Generally, Math delegates to StrictMath. Obviously, the call can be inlined so this is not a performance issue.
StrictMath is a final class with native methods backed by native libraries. One might think, that native means optimal, but this doesn't necessarily has to be the case. Looking through StrictMath javadoc one can read the following:
(...) the definitions of some of the numeric functions in this package require that they produce the same results as certain published algorithms. These algorithms are available from the well-known network library netlib as the package "Freely Distributable Math Library," fdlibm. These algorithms, which are written in the C programming language, are then to be understood as executed with all floating-point operations following the rules of Java floating-point arithmetic.
How I understand this doc is that the native library implementing StrictMath is implemented in terms of fdlibm library, which is multi-platform and known to produce predictable results. Because it's multi-platform, it can't be expected to be an optimal implementation on every platform and I believe that this is the place where a smart JIT can fine-tune the actual performance e.g. by statistical analysis of input ranges and adjusting the algorithms/implementation accordingly.
Digging deeper into the implementation it quickly turns out, that the native library backing up StrictMath actually uses fdlibm:
StrictMath.c source in OpenJDK 7 looks like this:
#include "fdlibm.h"
...
JNIEXPORT jdouble JNICALL
Java_java_lang_StrictMath_sin(JNIEnv *env, jclass unused, jdouble d)
{
return (jdouble) jsin((double)d);
}
and the sine function is defined in fdlibm/src/s_sin.c refering in a few places to __kernel_sin function that comes directly from the header fdlibm.h.
While I'm temporarily accepting my own answer, I'd be glad to accept a more competent one when it comes up.
Why does Math.sin() delegate to StrictMath.sin()?
The JIT compiler should be able to inline the StrictMath.sin(a) call.
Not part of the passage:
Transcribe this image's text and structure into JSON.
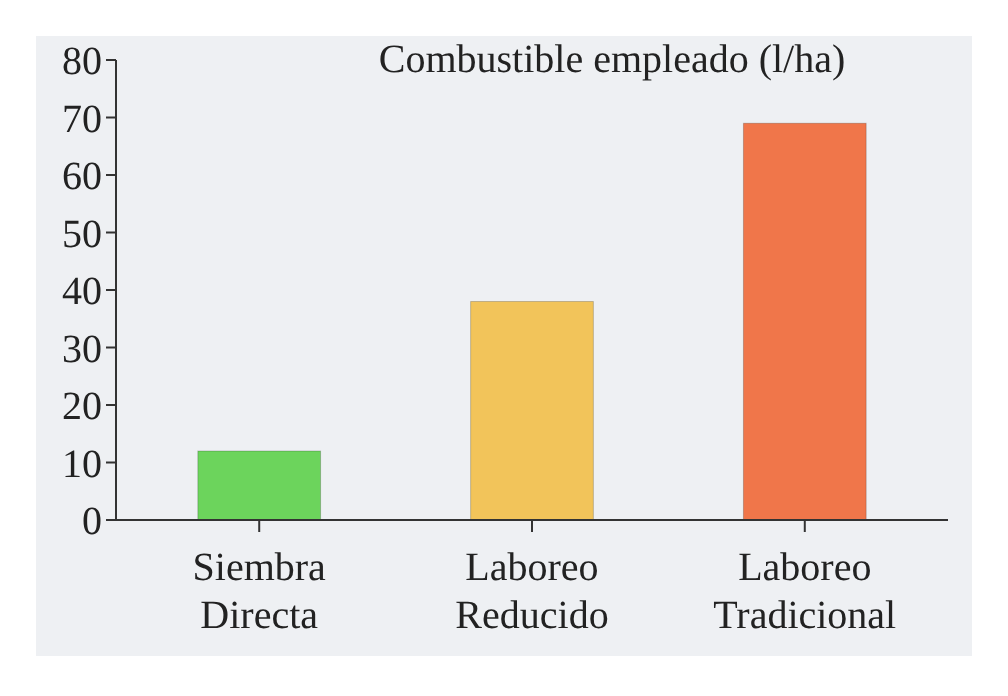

So there's little point creating an extra native method for the Math.sin() case ... and adding extra JIT compiler smarts to optimize the calling sequence, etcetera.
In the light of that, your objection really boils down to an "elegance" issue. But the "pragmatic" viewpoint is more persuasive:
Fewer native calls makes the JVM core and JIT easier to maintain, less fragile, etcetera.
If it ain't broken, don't fix it.
At least, that's how I imagine how the Java team would view this.
The question assumes that the JVM actually runs the delegation code. On many JVMs, it won't. Calls to Math.sin(), etc.. will potentially be replaced by the JIT with some intrinsic function code (if suitable) transparently. This will typically be done in an unobservable way to the end user. This is a common trick for JVM implementers where interesting specializations can happen (even if the method is not tagged as native).
Note however that most platforms can't simply drop in the single processor instruction for sin due to suitable input ranges (eg see: Intel discussion).
Math API permits a non-strict but better-performing implementations of its methods but does not require it and by default Math simply uses StrictMath impl.